Devan menatap lekat kertas itu, mengambilnya dari tangan Alexa. "Simpan aja, siapa tau butuh."

Devan mengangguk setuju. "Balik gih ke kelas," ujar Devan.

"Laksanakan, Kapten."

Devan tersenyum manis, ia mengusap lembut surai gadisnya.

* * * * * *

Semua atensi mengarah ke Devan, saat laki-laki itu baru saja datang bersama Alexa. Mereka kembali berkumpul di Markas utama.

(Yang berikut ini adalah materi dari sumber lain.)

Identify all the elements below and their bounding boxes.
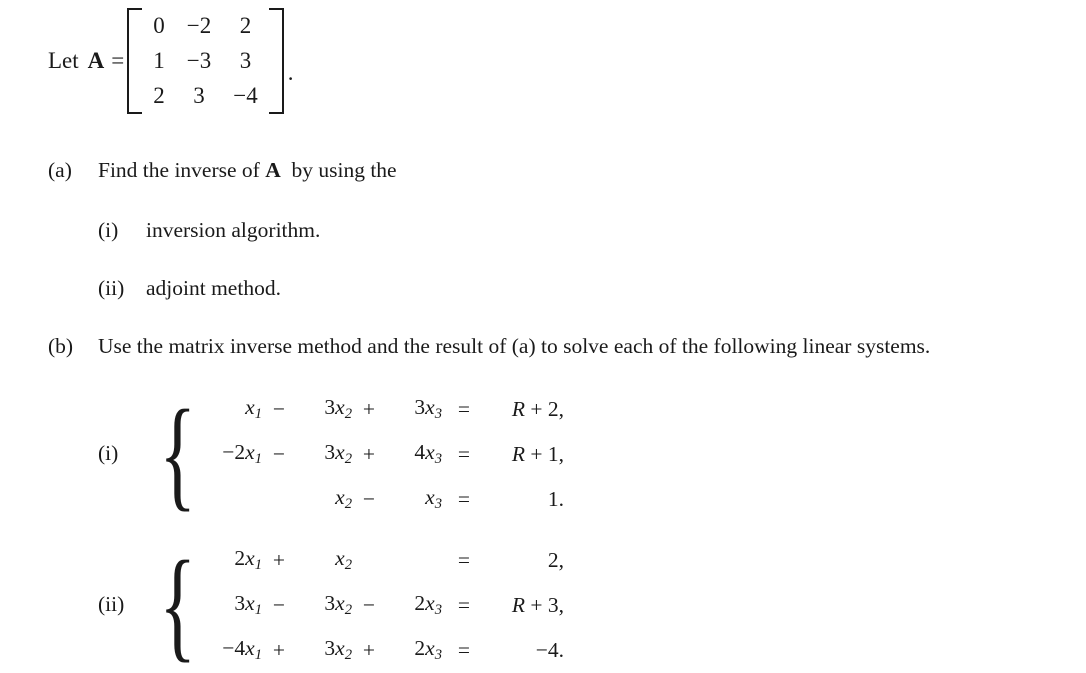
matrix-row: 0 −2 2 xyxy=(142,8,268,43)
op-1: − xyxy=(272,592,286,617)
equation-row: 3x1 − 3x2 − 2x3 = R + 3, xyxy=(172,582,564,627)
right-hand-side: −4. xyxy=(535,637,564,662)
op-1 xyxy=(262,476,296,521)
op-1: + xyxy=(272,637,286,662)
equation-row: −2x1 − 3x2 + 4x3 = R + 1, xyxy=(172,431,564,476)
matrix-left-bracket xyxy=(127,8,143,114)
matrix-cell: −4 xyxy=(233,83,258,109)
relation: = xyxy=(457,396,471,421)
system-i-equations: x1 − 3x2 + 3x3 = R + 2, −2x1 − 3x2 + 4x3… xyxy=(172,386,564,521)
matrix-body: 0 −2 2 1 −3 3 2 3 −4 xyxy=(142,8,268,114)
system-ii-equations: 2x1 + x2 = 2, 3x1 − 3x2 − 2x3 = R + 3, −… xyxy=(172,537,564,672)
part-b-marker: (b) xyxy=(48,334,74,358)
term-1: −4x1 xyxy=(222,636,262,664)
matrix-trailing-period: . xyxy=(287,60,294,85)
part-a-text: Find the inverse of A by using the xyxy=(98,157,397,183)
equals-sign: = xyxy=(111,48,125,73)
term-3: 2x3 xyxy=(414,636,442,664)
part-a-matrix-symbol: A xyxy=(265,158,281,182)
matrix-cell: 3 xyxy=(193,83,205,109)
left-brace-icon xyxy=(146,537,172,672)
part-a-ii-marker: (ii) xyxy=(98,276,125,300)
system-ii-marker: (ii) xyxy=(98,592,125,616)
left-brace-icon xyxy=(146,386,172,521)
equation-row: x2 − x3 = 1. xyxy=(172,476,564,521)
term-1: 2x1 xyxy=(234,546,262,574)
matrix-right-bracket xyxy=(268,8,284,114)
relation: = xyxy=(457,486,471,511)
part-a-i-marker: (i) xyxy=(98,218,119,242)
matrix-cell: 0 xyxy=(153,12,165,38)
op-1: − xyxy=(272,441,286,466)
equation-row: −4x1 + 3x2 + 2x3 = −4. xyxy=(172,627,564,672)
relation: = xyxy=(457,592,471,617)
term-3: 2x3 xyxy=(414,591,442,619)
right-hand-side: R + 2, xyxy=(511,396,564,421)
part-a-i-text: inversion algorithm. xyxy=(146,218,321,242)
term-3: 3x3 xyxy=(414,395,442,423)
equation-row: x1 − 3x2 + 3x3 = R + 2, xyxy=(172,386,564,431)
matrix-row: 1 −3 3 xyxy=(142,43,268,78)
matrix-cell: 1 xyxy=(153,47,165,73)
right-hand-side: R + 1, xyxy=(511,441,564,466)
matrix-symbol-A: A xyxy=(87,48,105,73)
matrix-cell: 3 xyxy=(239,47,252,73)
term-2: 3x2 xyxy=(324,636,352,664)
question-part-a-ii: (ii) adjoint method. xyxy=(98,275,281,301)
linear-system-i: (i) x1 − 3x2 + 3x3 = R + 2, −2x1 − 3x2 +… xyxy=(98,386,564,521)
let-label: Let xyxy=(48,48,79,73)
right-hand-side: R + 3, xyxy=(511,592,564,617)
part-a-text-after: by using the xyxy=(291,158,397,182)
relation: = xyxy=(457,637,471,662)
term-2: x2 xyxy=(335,546,352,574)
relation: = xyxy=(457,441,471,466)
term-2: 3x2 xyxy=(324,591,352,619)
term-1: −2x1 xyxy=(222,440,262,468)
term-1: x1 xyxy=(245,395,262,423)
matrix-cell: −2 xyxy=(186,12,212,38)
op-2: − xyxy=(362,592,376,617)
matrix-cell: 2 xyxy=(153,83,165,109)
part-a-marker: (a) xyxy=(48,158,72,182)
matrix-cell: −3 xyxy=(186,47,212,73)
term-3: x3 xyxy=(425,485,442,513)
term-3: 4x3 xyxy=(414,440,442,468)
term-1 xyxy=(206,476,262,521)
op-2: + xyxy=(362,637,376,662)
system-i-marker: (i) xyxy=(98,441,119,465)
op-2: + xyxy=(362,441,376,466)
term-1: 3x1 xyxy=(234,591,262,619)
part-a-text-before: Find the inverse of xyxy=(98,158,260,182)
question-part-a: (a) Find the inverse of A by using the xyxy=(48,157,397,183)
right-hand-side: 2, xyxy=(547,547,564,572)
relation: = xyxy=(457,547,471,572)
matrix-cell: 2 xyxy=(239,12,252,38)
part-b-text: Use the matrix inverse method and the re… xyxy=(98,334,931,358)
question-part-a-i: (i) inversion algorithm. xyxy=(98,217,320,243)
matrix-A: 0 −2 2 1 −3 3 2 3 −4 xyxy=(127,8,284,114)
term-2: 3x2 xyxy=(324,440,352,468)
question-part-b: (b) Use the matrix inverse method and th… xyxy=(48,333,930,359)
matrix-row: 2 3 −4 xyxy=(142,79,268,114)
equation-row: 2x1 + x2 = 2, xyxy=(172,537,564,582)
op-2: − xyxy=(362,486,376,511)
part-a-ii-text: adjoint method. xyxy=(146,276,281,300)
op-2: + xyxy=(362,396,376,421)
matrix-definition-line: Let A = 0 −2 2 1 −3 3 2 3 −4 . xyxy=(48,8,293,114)
op-2 xyxy=(352,537,386,582)
op-1: − xyxy=(272,396,286,421)
term-3 xyxy=(386,537,442,582)
op-1: + xyxy=(272,547,286,572)
term-2: 3x2 xyxy=(324,395,352,423)
right-hand-side: 1. xyxy=(547,486,564,511)
term-2: x2 xyxy=(335,485,352,513)
linear-system-ii: (ii) 2x1 + x2 = 2, 3x1 − 3x2 − 2x3 = R +… xyxy=(98,537,564,672)
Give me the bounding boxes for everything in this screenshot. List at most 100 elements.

Devan membersihkan sofa di sampingnya, lalu menarik tangan gadisnya untuk duduk di sofa itu. Meletakkan bantal di sandaran sofa agar gadisnya nyaman.

"Clue lagi." Devan meletakkan kertas di atas meja.

Ke-enam inti Ravegas saling bertatapan. Di ruangan ini hanya ada delapan orang, tujuh inti Ravegas dan Alexa.

Kenzo mengambil kertas itu, dahinya berkerut. "Orang-terdekat-mu," eja laki-laki itu.

Farrel mengernyit. "Penghianat itu?"

Vano mengambil alih kertas itu. "Mata gue burem, nggak liat apa-apa," katanya saat melihat angka di kertas itu.

Arya tertawa kecil. "Lo sama gue itu sebelas duabelas, lo bego, gue tolol."

"Gue mau ngucapin makasih, tapi gue sendiri bingung siapa orangnya," tutur Farrel, laki-laki itu menatap ketuanya. "Dapet ini dari mana, Van?"

"Loker," jawab Devan. Laki-laki itu sibuk mengusap kepala Alexa yang bersandar di dada bidangnya.

Kenzo menatap Alexa. "Lexa, ada siswa atau siswi dari kelas lo yang sikapnya aneh?"

Alexa bergeming, kemudian mengangguk pelan. "Adrian?" Alexa menjeda ucapannya. "Dia sering rusuhin gue."

Devan mengernyitkan keningnya. "Rusuhin gimana?"

Alexa mengedikkan bahunya. "Ya gitu, sering nanya-nanya, jadi risih."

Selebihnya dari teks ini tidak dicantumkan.